Ralph: Yes, and even if you solve that problem there is still the risk of somebody selling your data, at least I heard it from digital health cards that insurers are really, really looking to get data just to keep people out that might not be part of the business case.

Absolutely. And we’ve seen this with credit ratings, for example, your credit rating is now sold around the place, your personal data, your name and address is sold for spam purposes. There are lots of corporations selling data in ways that we might not personally like, but we click through some 28 page small print and part of that in there somewhere was that we can do this. So that’s a big challenge how we prevent that and there are technical and legislative things here, as well, there are the objectives that you have for your privacy and then you need some way of if somebody breaks that. Once you’ve given them your data you can have some technical rules about why you’ve given to them, but once you’ve given it to them the only way to stop them sharing it is legislative.
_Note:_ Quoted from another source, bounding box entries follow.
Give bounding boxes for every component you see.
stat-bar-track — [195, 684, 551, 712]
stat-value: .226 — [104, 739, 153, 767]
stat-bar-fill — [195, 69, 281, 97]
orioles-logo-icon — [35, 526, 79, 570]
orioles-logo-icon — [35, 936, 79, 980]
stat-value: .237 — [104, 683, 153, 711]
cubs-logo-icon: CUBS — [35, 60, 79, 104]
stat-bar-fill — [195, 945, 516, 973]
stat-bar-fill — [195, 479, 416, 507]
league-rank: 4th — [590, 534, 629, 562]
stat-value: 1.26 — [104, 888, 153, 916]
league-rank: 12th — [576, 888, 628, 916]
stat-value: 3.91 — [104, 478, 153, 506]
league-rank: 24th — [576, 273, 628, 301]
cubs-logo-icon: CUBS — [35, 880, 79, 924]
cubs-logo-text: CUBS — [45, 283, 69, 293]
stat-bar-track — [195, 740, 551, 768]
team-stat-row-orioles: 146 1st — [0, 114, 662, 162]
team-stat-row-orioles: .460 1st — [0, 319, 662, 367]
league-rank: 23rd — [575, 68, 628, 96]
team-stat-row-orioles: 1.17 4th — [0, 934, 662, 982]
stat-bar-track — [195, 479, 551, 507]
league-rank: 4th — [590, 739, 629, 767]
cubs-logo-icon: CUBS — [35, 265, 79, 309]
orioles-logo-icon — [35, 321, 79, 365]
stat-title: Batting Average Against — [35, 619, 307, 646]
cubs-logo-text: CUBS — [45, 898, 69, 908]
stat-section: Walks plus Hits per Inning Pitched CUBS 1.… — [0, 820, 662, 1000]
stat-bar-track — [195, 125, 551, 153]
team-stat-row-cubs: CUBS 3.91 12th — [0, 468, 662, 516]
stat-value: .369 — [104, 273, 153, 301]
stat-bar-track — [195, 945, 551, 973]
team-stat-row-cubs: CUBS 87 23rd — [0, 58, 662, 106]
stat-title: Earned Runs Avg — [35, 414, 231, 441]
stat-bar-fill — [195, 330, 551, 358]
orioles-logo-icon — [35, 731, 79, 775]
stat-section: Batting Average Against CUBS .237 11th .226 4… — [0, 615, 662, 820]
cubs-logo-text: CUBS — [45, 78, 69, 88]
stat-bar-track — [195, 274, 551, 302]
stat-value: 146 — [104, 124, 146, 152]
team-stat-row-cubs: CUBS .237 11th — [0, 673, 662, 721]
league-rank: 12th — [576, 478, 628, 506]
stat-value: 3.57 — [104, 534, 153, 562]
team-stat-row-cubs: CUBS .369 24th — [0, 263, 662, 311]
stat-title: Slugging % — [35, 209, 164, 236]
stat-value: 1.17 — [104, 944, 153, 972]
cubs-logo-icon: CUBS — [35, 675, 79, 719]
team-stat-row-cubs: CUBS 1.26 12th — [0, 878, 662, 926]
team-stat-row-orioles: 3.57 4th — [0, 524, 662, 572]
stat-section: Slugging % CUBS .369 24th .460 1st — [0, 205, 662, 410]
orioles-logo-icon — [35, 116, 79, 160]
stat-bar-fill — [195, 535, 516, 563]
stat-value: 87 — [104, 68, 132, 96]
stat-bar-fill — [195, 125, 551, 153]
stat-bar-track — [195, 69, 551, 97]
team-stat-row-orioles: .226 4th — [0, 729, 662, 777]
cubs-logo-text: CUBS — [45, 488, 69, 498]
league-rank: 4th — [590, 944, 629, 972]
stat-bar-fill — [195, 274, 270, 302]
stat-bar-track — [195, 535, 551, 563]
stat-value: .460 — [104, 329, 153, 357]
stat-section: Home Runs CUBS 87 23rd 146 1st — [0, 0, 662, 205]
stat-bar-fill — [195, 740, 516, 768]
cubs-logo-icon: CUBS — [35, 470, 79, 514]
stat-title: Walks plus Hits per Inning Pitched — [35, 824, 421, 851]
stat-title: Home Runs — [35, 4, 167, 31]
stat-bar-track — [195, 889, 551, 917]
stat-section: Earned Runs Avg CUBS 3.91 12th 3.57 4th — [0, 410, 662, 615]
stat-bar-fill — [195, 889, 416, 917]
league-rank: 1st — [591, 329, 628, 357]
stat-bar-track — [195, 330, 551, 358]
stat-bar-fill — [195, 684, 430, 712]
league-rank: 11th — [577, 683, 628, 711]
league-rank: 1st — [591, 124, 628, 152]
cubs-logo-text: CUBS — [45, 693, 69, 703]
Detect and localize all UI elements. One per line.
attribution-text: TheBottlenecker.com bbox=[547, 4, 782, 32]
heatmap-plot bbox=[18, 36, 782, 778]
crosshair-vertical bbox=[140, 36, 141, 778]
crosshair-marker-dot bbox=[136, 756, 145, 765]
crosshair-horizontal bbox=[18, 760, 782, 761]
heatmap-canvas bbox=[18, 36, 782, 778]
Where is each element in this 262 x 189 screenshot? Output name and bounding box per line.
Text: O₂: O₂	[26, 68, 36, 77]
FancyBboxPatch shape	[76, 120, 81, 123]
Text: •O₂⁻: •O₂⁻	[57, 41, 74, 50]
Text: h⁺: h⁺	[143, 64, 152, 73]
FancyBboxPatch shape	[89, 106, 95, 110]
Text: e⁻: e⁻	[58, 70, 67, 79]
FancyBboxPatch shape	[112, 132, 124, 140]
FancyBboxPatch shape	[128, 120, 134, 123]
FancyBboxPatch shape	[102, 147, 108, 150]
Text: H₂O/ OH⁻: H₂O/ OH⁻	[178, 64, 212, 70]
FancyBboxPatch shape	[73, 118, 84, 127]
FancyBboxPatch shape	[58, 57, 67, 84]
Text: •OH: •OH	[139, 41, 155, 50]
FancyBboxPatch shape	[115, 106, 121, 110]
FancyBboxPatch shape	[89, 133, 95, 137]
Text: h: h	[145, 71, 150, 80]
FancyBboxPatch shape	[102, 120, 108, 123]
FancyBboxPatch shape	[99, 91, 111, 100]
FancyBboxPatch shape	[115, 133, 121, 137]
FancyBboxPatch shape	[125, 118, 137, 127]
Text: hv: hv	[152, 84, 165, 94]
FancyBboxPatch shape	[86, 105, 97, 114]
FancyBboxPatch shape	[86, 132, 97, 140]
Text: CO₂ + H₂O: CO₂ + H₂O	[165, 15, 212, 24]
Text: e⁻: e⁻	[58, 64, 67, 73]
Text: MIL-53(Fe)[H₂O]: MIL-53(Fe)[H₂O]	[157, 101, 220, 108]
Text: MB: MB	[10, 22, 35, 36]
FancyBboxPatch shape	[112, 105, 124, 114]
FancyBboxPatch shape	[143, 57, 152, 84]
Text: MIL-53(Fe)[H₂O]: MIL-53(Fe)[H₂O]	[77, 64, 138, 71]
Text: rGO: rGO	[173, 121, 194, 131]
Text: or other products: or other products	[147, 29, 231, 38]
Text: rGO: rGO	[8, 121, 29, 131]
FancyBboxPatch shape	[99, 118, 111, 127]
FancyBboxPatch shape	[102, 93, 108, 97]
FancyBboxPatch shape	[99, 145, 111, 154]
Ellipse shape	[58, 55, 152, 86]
There are lots of code protocols that are done by researchers where you can have shared encrypted data and do things in ways that people can only extract certain amounts of it, but these kind of cryptographic protocols are so expensive and slow that they never get reused in real life. So, you can do an SQL query against data and you can’t read the data, but you have permission through a cryptography model to do a particular SQL query and get some of that back. So there are some amazing research into this space, but it is so complex and so slow that none of it is faulted into real life. So for the moment we have to rely on things like European Union rules and data protection acts and stuff like that. So it’s got to be a combination of technical and legislative, I am personally more into the technical stuff, what can I do to minimize the data I give you so that you have less to sell.

   

10. We’re from the technology so we talk about the Internet of Things, what about the average person out there? Will they actually recognize the Internet of Things or will they just use it?

I think they will recognize it, I think the internet people recognize and the benefits that’s brought to us. There is definitely going to be a point in time in 20 years’ time or 30 or whatever when this is just the world and that’s why we have to worry about the security now, because if every part of every surface in the world has an IP address and an IPv6 and every part of it is measured and monitored and so forth, that’s when we have to be really scared, you think the NSA knows a lot now, imagine what they are going to do in 20 years’ time. So I do think we need to care about these things.

Ralph: Yes, that’s right. So, I think that’s really some important topic for the coming years because as you said it’s cheaper, there is no reason why it shouldn’t happen and I guess there are some kind of interesting business cases. So, I guess we will see a lot of this in the coming years.

Definitely, yes.

Ralph: So, thanks a lot for sharing your experience with us and have fun at QCon.

Thanks very much for taking the time out to chat with me, it was very fun, good conversation. Bye now.